Bab 44
Love dulu buat part ini ♥️
***
Aditya berdiri di belakang Ana sambil menatap kedua orang itu kesal. Ingin sekali Aditya menarik Ana dan menyembunyikan di balik badannya namun ia tahan. Karena tak ingin menimbulkan keributan. Selain itu juga ia sudah berjanji pada Ana agar tidak menganggu ke dua orang itu sementara waktu. Bahkan Ana mengancam akan ikut Sean ke Italia kalau sampai pria itu mengganggunya.
Kalau dilihat ia seperti obat nyamuk, yang disuguhi tontonan ala drama Cinta dan Rangga yang berpisah. Aditya menghela napas panjang sudah hampir 5 menit apasih yang mereka bicarakan kenapa lama sekali. Aditya sungguh tidak tahan menahan semuanya. Apalagi melihat cara Sean menatap miliknya, Aditya tidak suka. Hanya dia seorang yang boleh menatap Ana penuh cinta seperti itu.
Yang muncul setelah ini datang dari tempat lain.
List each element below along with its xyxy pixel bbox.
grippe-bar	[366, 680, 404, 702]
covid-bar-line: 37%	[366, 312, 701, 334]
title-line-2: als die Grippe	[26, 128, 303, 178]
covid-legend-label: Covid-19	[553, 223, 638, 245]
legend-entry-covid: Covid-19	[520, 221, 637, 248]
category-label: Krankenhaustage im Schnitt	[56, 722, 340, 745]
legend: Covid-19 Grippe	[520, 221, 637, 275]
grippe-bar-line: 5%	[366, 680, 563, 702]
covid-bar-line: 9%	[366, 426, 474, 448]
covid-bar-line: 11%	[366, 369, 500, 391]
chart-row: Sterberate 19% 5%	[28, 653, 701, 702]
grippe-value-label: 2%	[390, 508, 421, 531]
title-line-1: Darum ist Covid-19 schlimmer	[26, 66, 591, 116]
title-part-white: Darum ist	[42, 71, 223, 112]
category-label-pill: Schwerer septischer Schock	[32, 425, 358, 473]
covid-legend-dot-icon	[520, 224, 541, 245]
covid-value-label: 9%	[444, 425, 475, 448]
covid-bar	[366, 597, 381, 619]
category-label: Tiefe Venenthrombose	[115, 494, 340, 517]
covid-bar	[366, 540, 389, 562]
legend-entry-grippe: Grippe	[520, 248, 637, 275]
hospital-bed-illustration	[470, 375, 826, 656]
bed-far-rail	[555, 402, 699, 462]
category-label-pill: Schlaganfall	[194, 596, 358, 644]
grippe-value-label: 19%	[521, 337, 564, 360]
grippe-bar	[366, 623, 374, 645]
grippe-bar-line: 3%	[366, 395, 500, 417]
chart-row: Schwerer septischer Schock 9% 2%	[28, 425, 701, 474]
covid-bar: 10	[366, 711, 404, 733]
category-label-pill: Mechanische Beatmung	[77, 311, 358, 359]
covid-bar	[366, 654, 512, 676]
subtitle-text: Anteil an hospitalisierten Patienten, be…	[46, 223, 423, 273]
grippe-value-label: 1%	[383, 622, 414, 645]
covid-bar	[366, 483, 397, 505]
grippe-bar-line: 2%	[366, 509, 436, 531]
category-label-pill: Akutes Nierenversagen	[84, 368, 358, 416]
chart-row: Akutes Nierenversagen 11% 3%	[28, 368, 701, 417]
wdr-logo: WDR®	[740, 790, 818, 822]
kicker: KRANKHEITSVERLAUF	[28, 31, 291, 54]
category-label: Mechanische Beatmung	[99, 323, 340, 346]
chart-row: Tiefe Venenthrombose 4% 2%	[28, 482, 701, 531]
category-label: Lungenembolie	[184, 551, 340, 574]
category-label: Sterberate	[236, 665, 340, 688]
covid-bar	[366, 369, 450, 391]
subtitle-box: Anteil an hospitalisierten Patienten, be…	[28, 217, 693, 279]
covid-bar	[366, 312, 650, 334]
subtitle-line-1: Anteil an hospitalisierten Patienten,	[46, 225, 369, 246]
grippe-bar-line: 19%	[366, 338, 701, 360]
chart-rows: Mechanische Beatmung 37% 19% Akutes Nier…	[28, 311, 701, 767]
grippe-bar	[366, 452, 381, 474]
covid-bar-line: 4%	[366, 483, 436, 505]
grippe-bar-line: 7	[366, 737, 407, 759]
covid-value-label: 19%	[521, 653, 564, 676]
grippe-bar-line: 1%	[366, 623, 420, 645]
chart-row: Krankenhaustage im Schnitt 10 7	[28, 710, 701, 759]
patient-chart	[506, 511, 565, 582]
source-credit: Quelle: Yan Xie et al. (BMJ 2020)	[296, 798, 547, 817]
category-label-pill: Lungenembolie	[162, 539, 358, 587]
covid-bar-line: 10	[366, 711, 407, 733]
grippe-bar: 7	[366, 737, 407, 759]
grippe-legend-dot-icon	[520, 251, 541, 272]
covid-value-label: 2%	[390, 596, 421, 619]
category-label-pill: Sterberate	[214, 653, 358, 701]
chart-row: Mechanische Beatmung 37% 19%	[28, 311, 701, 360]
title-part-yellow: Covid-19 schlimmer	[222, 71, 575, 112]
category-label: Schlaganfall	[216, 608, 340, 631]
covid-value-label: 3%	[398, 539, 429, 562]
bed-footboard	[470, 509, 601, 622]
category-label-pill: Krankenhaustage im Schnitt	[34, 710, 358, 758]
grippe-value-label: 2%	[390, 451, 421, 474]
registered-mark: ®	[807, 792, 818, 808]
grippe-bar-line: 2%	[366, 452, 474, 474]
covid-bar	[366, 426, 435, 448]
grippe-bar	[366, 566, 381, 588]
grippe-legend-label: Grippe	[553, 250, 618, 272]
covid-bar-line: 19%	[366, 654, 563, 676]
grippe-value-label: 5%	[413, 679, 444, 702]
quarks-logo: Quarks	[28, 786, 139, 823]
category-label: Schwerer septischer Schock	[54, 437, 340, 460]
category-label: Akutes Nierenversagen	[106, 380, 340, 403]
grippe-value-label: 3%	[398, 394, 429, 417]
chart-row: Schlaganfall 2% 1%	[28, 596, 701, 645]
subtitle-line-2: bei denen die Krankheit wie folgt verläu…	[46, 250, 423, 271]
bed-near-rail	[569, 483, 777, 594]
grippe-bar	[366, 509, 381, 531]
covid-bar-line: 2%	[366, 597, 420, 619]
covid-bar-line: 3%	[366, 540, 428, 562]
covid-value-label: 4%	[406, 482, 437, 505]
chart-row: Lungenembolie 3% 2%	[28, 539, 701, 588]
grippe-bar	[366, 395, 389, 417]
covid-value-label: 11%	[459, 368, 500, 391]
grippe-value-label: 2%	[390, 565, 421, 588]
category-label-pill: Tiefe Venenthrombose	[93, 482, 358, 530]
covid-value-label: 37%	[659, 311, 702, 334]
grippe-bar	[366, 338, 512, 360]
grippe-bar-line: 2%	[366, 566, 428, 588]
"Maaf aku tidak bisa datang ke pernikahan mu.." Sean mengucapkan itu dengan sendu. Walau didalam hati ia sedikit mensyukuri tidak melihat orang yang ia cintai bersanding dengan orang lain. Pasti hatinya akan ikut hancur. Ia tidak akan kuat melihat Ana dengan Aditya bersanding di pelaminan.
"Seharusnya aku yang minta maaf. Karena kecemburuan Mas Adit. Kamu harus kerja di Italia."
"Tidak apa-apa, lagipula orangtuaku senang dengan kepindahan ku ini. Apalagi ketika tahu aku diposisikan sebagai Direktur. Ada hikmahnya." Ucap Sean dengan bijak.
"Boleh aku memelukmu untuk terakhir kalinya." Pinta Sean. Ia menyesal karena sejak dulu tidak pernah memperjuangkan perasaannya pada Ana. Ia benar-benar terlihat seperti pengecut, bahkan menyerah begitu saja ketika Ana menolak pernyataan cintanya dulu.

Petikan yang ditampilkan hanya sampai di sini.